En attendant, il l’emmenait toujours partout, et elle lui faisait toujours des scènes. Il était un peu moins patient ; c’était toute la différence. De Bussy-Rabutin, le 18 mai 1680 : « — Le Roi,… comme il montait en carrosse avec la Reine, eut de grosses paroles avec Mme de Montespan sur des senteurs dont elle est toujours chargée et qui font mal à Sa Majesté. Le Roi lui parla d’abord honnêtement, mais comme elle répondit avec beaucoup d’aigreur, Sa Majesté s’échauffa. » Le 25, Mme de Sévigné enregistre une autre « extrême brouillerie. » Colbert les raccommoda.
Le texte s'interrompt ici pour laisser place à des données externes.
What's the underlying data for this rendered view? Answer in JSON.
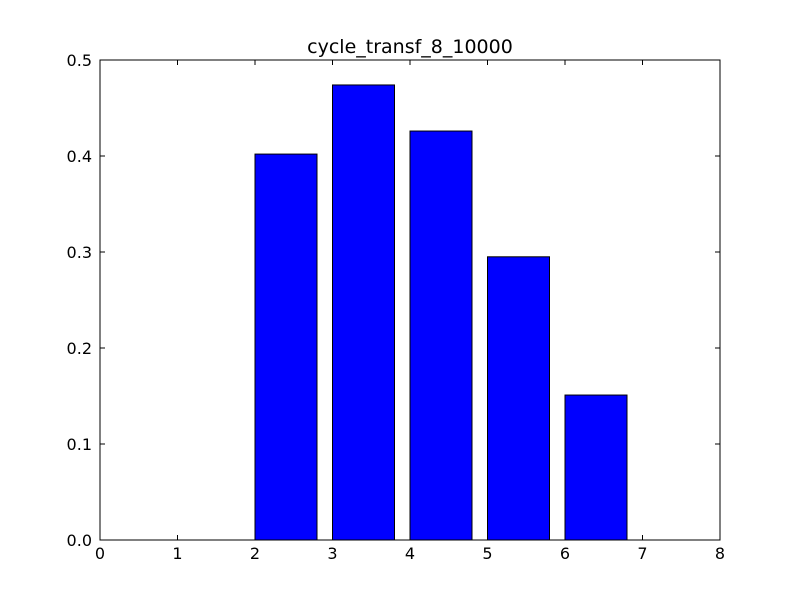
{
  "chart_data": {
    "type": "bar",
    "title": "cycle_transf_8_10000",
    "xlabel": "",
    "ylabel": "",
    "bar_align": "left",
    "bar_width": 0.8,
    "x": [
      0,
      1,
      2,
      3,
      4,
      5,
      6,
      7
    ],
    "values": [
      0.0,
      0.0,
      0.402,
      0.474,
      0.426,
      0.295,
      0.151,
      0.0
    ],
    "xlim": [
      0,
      8
    ],
    "ylim": [
      0,
      0.5
    ],
    "xticks": [
      "0",
      "1",
      "2",
      "3",
      "4",
      "5",
      "6",
      "7",
      "8"
    ],
    "yticks": [
      "0.0",
      "0.1",
      "0.2",
      "0.3",
      "0.4",
      "0.5"
    ],
    "bar_color": "#0000ff",
    "edge_color": "#000000",
    "grid": false,
    "legend": "none"
  }
}
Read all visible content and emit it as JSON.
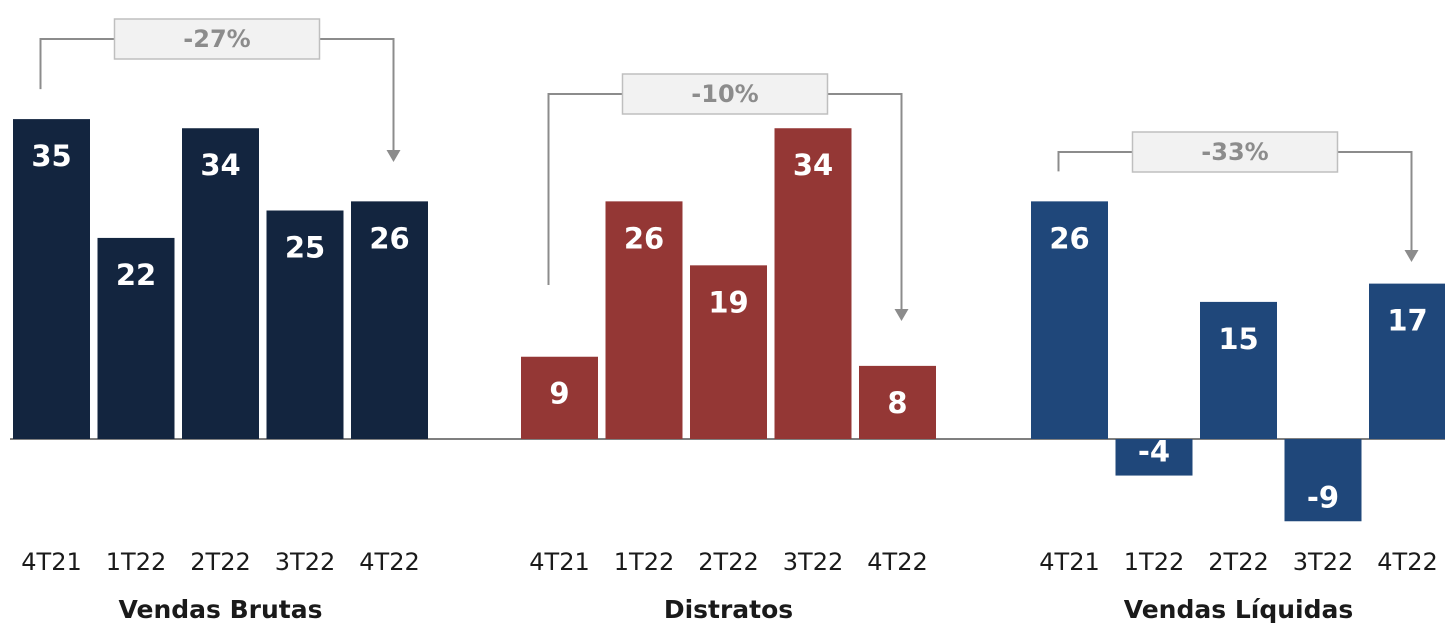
{
  "chart_data": [
    {
      "type": "bar",
      "title": "Vendas Brutas",
      "categories": [
        "4T21",
        "1T22",
        "2T22",
        "3T22",
        "4T22"
      ],
      "values": [
        35,
        22,
        34,
        25,
        26
      ],
      "color": "#13253f",
      "change_label": "-27%"
    },
    {
      "type": "bar",
      "title": "Distratos",
      "categories": [
        "4T21",
        "1T22",
        "2T22",
        "3T22",
        "4T22"
      ],
      "values": [
        9,
        26,
        19,
        34,
        8
      ],
      "color": "#943735",
      "change_label": "-10%"
    },
    {
      "type": "bar",
      "title": "Vendas Líquidas",
      "categories": [
        "4T21",
        "1T22",
        "2T22",
        "3T22",
        "4T22"
      ],
      "values": [
        26,
        -4,
        15,
        -9,
        17
      ],
      "color": "#1f477a",
      "change_label": "-33%"
    }
  ],
  "colors": {
    "baseline": "#7f7f7f",
    "bracket": "#8c8c8c",
    "label_box_fill": "#f2f2f2",
    "label_box_stroke": "#bfbfbf"
  }
}
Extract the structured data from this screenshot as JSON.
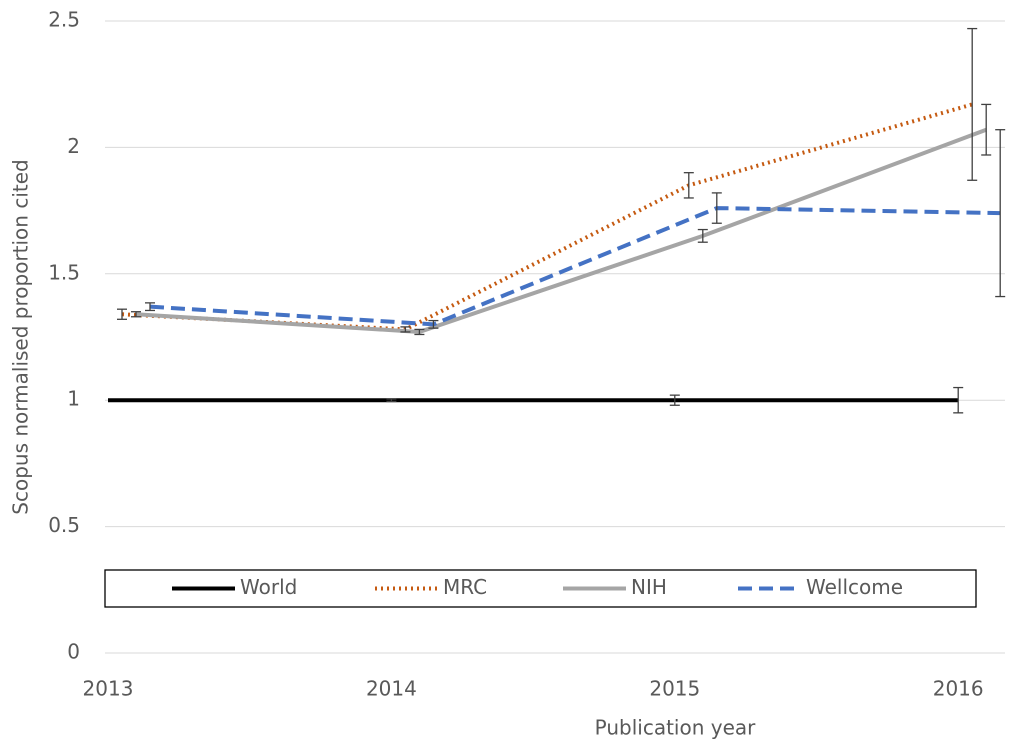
{
  "chart_data": {
    "type": "line",
    "x_label": "Publication year",
    "y_label": "Scopus normalised proportion cited",
    "categories": [
      "2013",
      "2014",
      "2015",
      "2016"
    ],
    "ylim": [
      0,
      2.5
    ],
    "yticks": [
      0,
      0.5,
      1,
      1.5,
      2,
      2.5
    ],
    "grid": true,
    "legend": "bottom",
    "series": [
      {
        "name": "World",
        "color": "#000000",
        "dash": "solid",
        "values": [
          1,
          1,
          1,
          1
        ],
        "errors": [
          0,
          0.005,
          0.02,
          0.05
        ]
      },
      {
        "name": "MRC",
        "color": "#c55a11",
        "dash": "dotted",
        "values": [
          1.34,
          1.28,
          1.85,
          2.17
        ],
        "errors": [
          0.02,
          0.01,
          0.05,
          0.3
        ]
      },
      {
        "name": "NIH",
        "color": "#a5a5a5",
        "dash": "solid",
        "values": [
          1.34,
          1.27,
          1.65,
          2.07
        ],
        "errors": [
          0.01,
          0.01,
          0.025,
          0.1
        ]
      },
      {
        "name": "Wellcome",
        "color": "#4472c4",
        "dash": "dashed",
        "values": [
          1.37,
          1.3,
          1.76,
          1.74
        ],
        "errors": [
          0.015,
          0.015,
          0.06,
          0.33
        ]
      }
    ]
  }
}
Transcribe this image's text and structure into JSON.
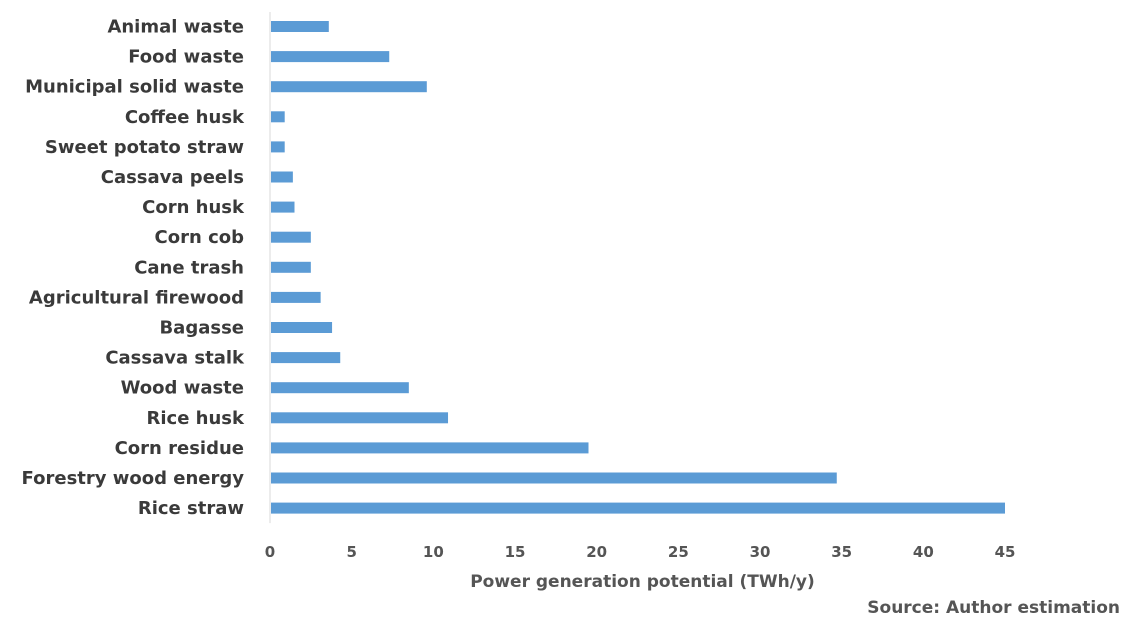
{
  "chart_data": {
    "type": "bar",
    "orientation": "horizontal",
    "categories": [
      "Animal waste",
      "Food waste",
      "Municipal solid waste",
      "Coffee husk",
      "Sweet potato straw",
      "Cassava peels",
      "Corn husk",
      "Corn cob",
      "Cane trash",
      "Agricultural firewood",
      "Bagasse",
      "Cassava stalk",
      "Wood waste",
      "Rice husk",
      "Corn residue",
      "Forestry wood energy",
      "Rice straw"
    ],
    "values": [
      3.6,
      7.3,
      9.6,
      0.9,
      0.9,
      1.4,
      1.5,
      2.5,
      2.5,
      3.1,
      3.8,
      4.3,
      8.5,
      10.9,
      19.5,
      34.7,
      45.0
    ],
    "xlabel": "Power generation potential (TWh/y)",
    "ylabel": "",
    "xlim": [
      0,
      45
    ],
    "xticks": [
      0,
      5,
      10,
      15,
      20,
      25,
      30,
      35,
      40,
      45
    ],
    "bar_color": "#5b9bd5",
    "grid": false,
    "legend": "none"
  },
  "source_note": "Source: Author estimation"
}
La situation était poignante. On possède une longue série de lettres et de mémoires où La Reynie discute à l’intention du Roi les charges accumulées contre Mme de Montespan. C’est le tableau des doutes et des fluctuations d’un honnête homme que sa responsabilité angoisse, et qui voit un égal péril à déshonorer le trône, et à laisser auprès du Roi une femme qu’il lui est impossible de croire tout à fait innocente. Louis XIV passait à sa suite par les mêmes alternatives. Plus on allait, plus les présomptions devenaient fortes, sans qu’on eût jamais aucune preuve décisive. Le 12 juillet 1680, La Reynie résumait pour son maître l’histoire du « placet dont on devait se servir pour empoisonner le Roi. » Le 11 octobre, il déclarait qu’il s’y perdait, et suppliait Sa Majesté d’examiner s’il était « du bien de son État » de rendre ces « horreurs » publiques. Au mois de mai suivant, il avouait avoir été induit en erreur sur plusieurs points et y voir plus

  1. Louvois à M. Robert, le 15 janvier 1680.